One of the men convicted in the brutal 2012 gang rape and murder of a woman in Delhi, India, has gone on record saying that the victim was more responsible for the attack than the men.
Mukesh Singh is one of five men convicted in the attack that sent shockwaves through India and ignited a series of protests demanding that Indian society stop turning a blind eye to the discrimination, harassment and sexual violence directed towards women.
In a soon-to-be-released documentary, Singh tells an interviewer about the night Jyoti Singh, a 23-year-old medical student, was attacked.
“You can’t clap with one hand – it takes two hands. A decent girl won’t roam around at 9 o’clock at night,” Singh says in the interview, according to The Journal, an Irish news site.
“A girl is far more responsible for rape than a boy,” he adds. "Boy and girl are not equal. Housework and housekeeping is for girls, not roaming in discos and bars at night doing wrong things, wearing wrong clothes. About 20 percent of girls are good.”
Jyoti Singh was retuning home from a night out at the movies in December 2012 with a male friend when the two hitched a ride in a small bus driven by Mukesh Singh. The five male passengers in the bus beat Jyoti Singh’s friend and then dragged her to the back of the bus where they raped her and beat her with metal bars.
Mukesh Singh has maintained that he never took part in the attack but only drove the bus.
The attack left Jyoti Singh with severe injuries to her genitals, abdomen and intestines. The group threw the woman and her friend from the moving bus after the attack. Jyoti Singh died in a hospital 13 days later.
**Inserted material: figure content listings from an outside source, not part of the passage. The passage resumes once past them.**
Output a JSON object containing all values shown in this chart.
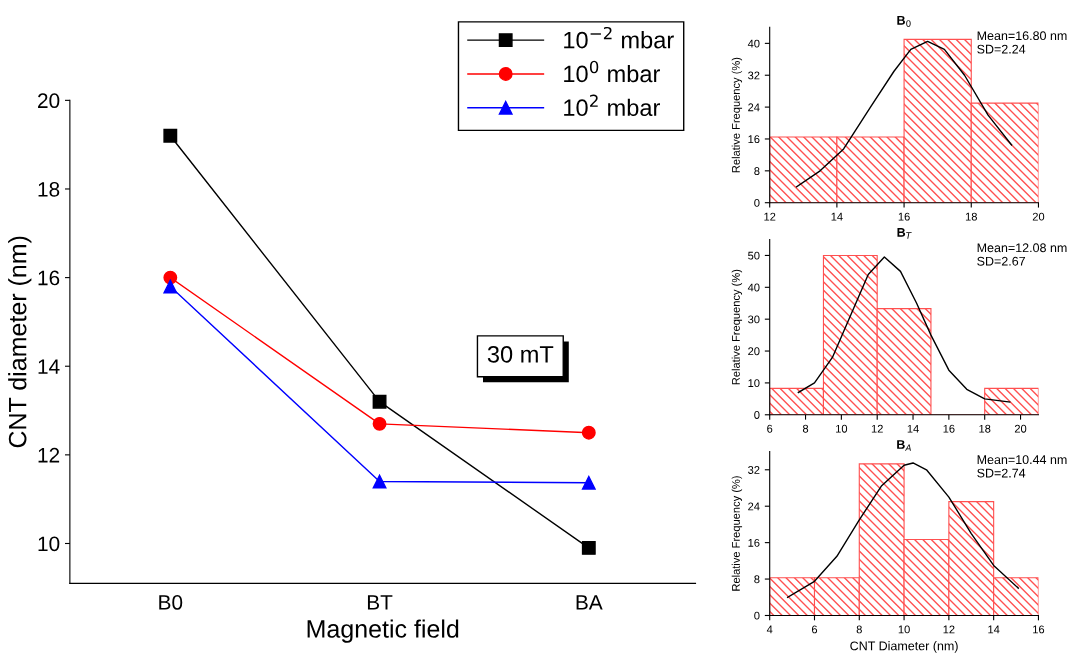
{
  "chart_data": [
    {
      "type": "line",
      "xlabel": "Magnetic field",
      "ylabel": "CNT diameter (nm)",
      "categories": [
        "B0",
        "BT",
        "BA"
      ],
      "ylim": [
        9.1,
        20
      ],
      "yticks": [
        10,
        12,
        14,
        16,
        18,
        20
      ],
      "grid": false,
      "legend": "top right",
      "line_style": "solid",
      "annotations": [
        "30 mT"
      ],
      "series": [
        {
          "name": "10$^{−2}$ mbar",
          "color": "#000000",
          "marker": "square",
          "values": [
            19.2,
            13.2,
            9.9
          ]
        },
        {
          "name": "10$^{0}$ mbar",
          "color": "#ff0000",
          "marker": "circle",
          "values": [
            16.0,
            12.7,
            12.5
          ]
        },
        {
          "name": "10$^{2}$ mbar",
          "color": "#0000ff",
          "marker": "triangle",
          "values": [
            15.8,
            11.4,
            11.37
          ]
        }
      ]
    },
    {
      "type": "histogram",
      "title": "B$_{0}$",
      "ylabel": "Relative Frequency (%)",
      "bins": [
        12,
        14,
        16,
        18,
        20
      ],
      "values": [
        16.5,
        16.5,
        41,
        25
      ],
      "color": "#ff5050",
      "xlim": [
        12,
        20
      ],
      "xticks": [
        12,
        14,
        16,
        18,
        20
      ],
      "ylim": [
        0,
        44
      ],
      "yticks": [
        0,
        8,
        16,
        24,
        32,
        40
      ],
      "grid": false,
      "annotations": [
        "Mean=16.80 nm\nSD=2.24"
      ],
      "series": [
        {
          "type": "line",
          "color": "#000000",
          "x": [
            12.8,
            13.5,
            14.2,
            15,
            15.7,
            16.2,
            16.7,
            17.2,
            17.8,
            18.5,
            19.2
          ],
          "values": [
            4,
            8,
            13.5,
            24,
            33,
            38.5,
            40.5,
            38.5,
            32,
            22,
            14.5
          ]
        }
      ]
    },
    {
      "type": "histogram",
      "title": "B$_{T}$",
      "ylabel": "Relative Frequency (%)",
      "bins": [
        6,
        9,
        12,
        15,
        18,
        21
      ],
      "values": [
        8.3,
        50,
        33.3,
        0,
        8.3
      ],
      "color": "#ff5050",
      "xlim": [
        6,
        21
      ],
      "xticks": [
        6,
        8,
        10,
        12,
        14,
        16,
        18,
        20
      ],
      "ylim": [
        0,
        55
      ],
      "yticks": [
        0,
        10,
        20,
        30,
        40,
        50
      ],
      "grid": false,
      "annotations": [
        "Mean=12.08 nm\nSD=2.67"
      ],
      "series": [
        {
          "type": "line",
          "color": "#000000",
          "x": [
            7.6,
            8.5,
            9.5,
            10.5,
            11.5,
            12.4,
            13.3,
            14.2,
            15,
            16,
            17,
            18,
            19.4
          ],
          "values": [
            7,
            10,
            18,
            31,
            44,
            49.5,
            45,
            35,
            25,
            14,
            8,
            5,
            4
          ]
        }
      ]
    },
    {
      "type": "histogram",
      "title": "B$_{A}$",
      "xlabel": "CNT Diameter (nm)",
      "ylabel": "Relative Frequency (%)",
      "bins": [
        4,
        6,
        8,
        10,
        12,
        14,
        16
      ],
      "values": [
        8.3,
        8.3,
        33.3,
        16.7,
        25,
        8.3
      ],
      "color": "#ff5050",
      "xlim": [
        4,
        16
      ],
      "xticks": [
        4,
        6,
        8,
        10,
        12,
        14,
        16
      ],
      "ylim": [
        0,
        36
      ],
      "yticks": [
        0,
        8,
        16,
        24,
        32
      ],
      "grid": false,
      "annotations": [
        "Mean=10.44 nm\nSD=2.74"
      ],
      "series": [
        {
          "type": "line",
          "color": "#000000",
          "x": [
            4.8,
            6,
            7,
            8,
            9,
            10,
            10.4,
            11,
            12,
            13,
            14,
            15.1
          ],
          "values": [
            4,
            7.5,
            13,
            21,
            28.5,
            33,
            33.5,
            32,
            26,
            18,
            11,
            6
          ]
        }
      ]
    }
  ]
}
In the interview, which is scheduled to be aired as part of the documentary on BBC on March 8, Mukesh Singh says the victim likely would have lived if she hadn’t fought her attackers.
“When being raped, she shouldn’t fight back. She should just be silent and allow the rape. Then they’d have dropped her off after ‘doing her,' and only hit the boy,” he says.
Mukesh Singh was sentenced to death for his part in the crime. He is appealing that sentence.
Three others are also appealing their death sentences. A fifth man, Mukesh Singh’s brother, was also sentenced to death but was found dead in his prison cell in March 2013. A juvenile, who was 17 at the time of the attack, was also convicted of rape and murder and sentenced to three years in a reform facility.
Mukesh Singh says in the interview that executing him will only make the streets less safe for women.
“The death penalty will make things even more dangerous for girls. Now when they rape, they won't leave the girl like we did,” he says. “They will kill her. Before, they would rape and say, ‘Leave her, she won't tell anyone.’ Now when they rape, especially the criminal types, they will just kill the girl. Death.”